21 June, 2010


Ownership of antiquities:  We are looking at the fundamental right to ownership of personal property in Anguilla, and the exceptions recognised by the Anguilla Constitution.  The fourth exception to our fundamental right is a little more obscure.  It says that a law which makes provision for taking away property that is being removed from Anguilla in contravention of the law is legal.
So, if a law says that if you attempt to remove one of the old cannon from Anguilla, it can be confiscated, that would be a constitutional confiscation.  If we find an old Amerindian carving in the sand at Rendezvous Bay, and we try to take it out of Anguilla, and the law says that is illegal and the carving can be confiscated, that would not be an unconstitutional confiscation of our property.  It is an attempted removal from Anguilla in contravention of our law.  The law which makes provision for taking away property that is being removed from Anguilla is provided for.  Sorry!


  1. Honestly, Don, why bother with a blog about antiquities and the law?

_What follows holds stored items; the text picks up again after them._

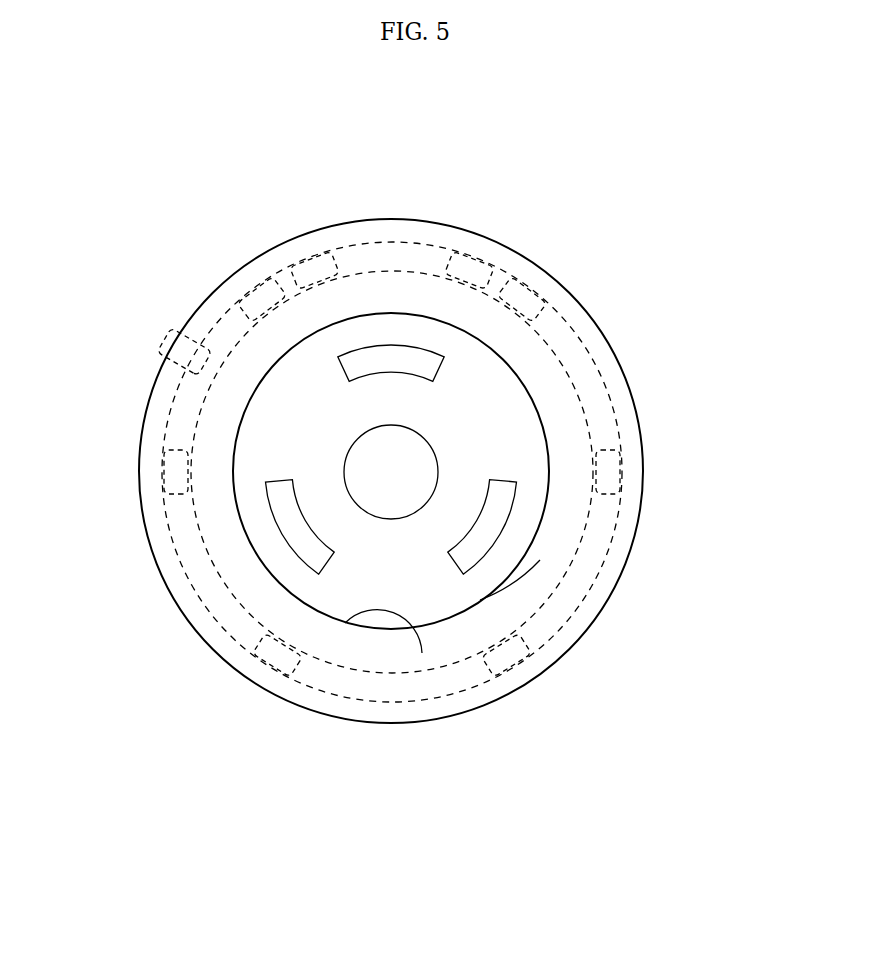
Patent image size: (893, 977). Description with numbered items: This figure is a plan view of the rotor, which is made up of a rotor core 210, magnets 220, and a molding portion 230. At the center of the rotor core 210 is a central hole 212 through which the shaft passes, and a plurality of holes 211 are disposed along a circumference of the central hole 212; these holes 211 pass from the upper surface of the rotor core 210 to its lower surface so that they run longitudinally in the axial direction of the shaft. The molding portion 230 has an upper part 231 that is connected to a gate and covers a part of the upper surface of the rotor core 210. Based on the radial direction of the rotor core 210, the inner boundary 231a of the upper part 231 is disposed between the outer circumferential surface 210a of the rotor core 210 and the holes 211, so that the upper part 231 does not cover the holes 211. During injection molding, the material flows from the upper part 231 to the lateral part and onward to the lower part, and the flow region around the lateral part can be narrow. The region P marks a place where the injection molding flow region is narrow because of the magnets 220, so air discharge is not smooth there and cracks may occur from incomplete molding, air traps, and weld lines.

The molding portion 230 is at (437, 171).
The magnets 220 is at (617, 412).
The rotor core 210 is at (257, 442).
The outer circumferential surface 210a is at (592, 450).
The holes 211 is at (520, 497).
The central hole 212 is at (347, 473).
The upper part 231 is at (538, 575).
The inner boundary 231a is at (422, 653).
The region P is at (156, 342).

Based on the state of Anguilla's priceless archives, no one gives a damn. At least when antiquities are stolen and sold on the black market, they end up in the hands of collectors who truly appreciate and care for them. Albeit, under a cloak of secrecy.

  2. In view of this article from the Barbados Free Press:
    I have to agree with the first poster. The article begins:

    Hubert Hughes Of Anguilla Says “To Hell With History. I Could Have Saved The Cotton Gin But I Don’t Care, So I Threw It In The Garbage”

    One Hundred-Year-Old Machinery Had A Bale Of Cotton Stuck In It For Sixty Years
    Hubert Hughes - Stupid, Uncaring or Both?

    And then just three weeks ago, our lunatic CM spoke about the Heritage Trail which marks ten historic places, including The Factory.
    "He stressed that young people needed to have a deeper knowledge of the heritage sites and the role they had played, and continue to play, in the historical, social, economic and cultural development of Anguilla."

  3. There was a time--in the early '80's--that Hubert talked about making a museum around the old cotton gin. I remember having that conversation with him and encouraging it, since I was really "into" learning all I could about Anguilla's history. But, then he got serious about getting into government... Money and power trump history all the time.

  4. To hell with history. It's quite the same here in the U.S. for some. Just ask the Seminoles. They currently bring in well over a billion dollars a year from gambling operations. You think they really care about their ancestors at this point? You think they give a shit about Chief Osceola? Hell no. An Escalade in every driveway, a politician in every pocket. - Scotty

  5. Scotty tells a fact of society’s desire to get something for "free". But it is not free; they pay for it with their self-esteem and worthless ambitions. Depending on how much a "pure-breed" Indian you are in the USA the gov pays you, each $800 month and less of you are less “pure”. So you are encouraged to have 10 kids and raise them like rats in a trailer on the reservation. Then you can live the American dream and drive a Hummer or Escalade. The rest of USA is paying for them to be lazy and a drag on society. They have no more ambition or desire to carry their own water, they are like tics just sucking the blood out of their host and getting fat.

    So it’s becoming for Anguilla, everyone wants the services - no one is willing to cut back and the politicians just keep pandering for your vote. Get involved! Don’t talk about it – be about it. Otherwise just look to the sky open your mouth and wait for your politician to drop something in it for you.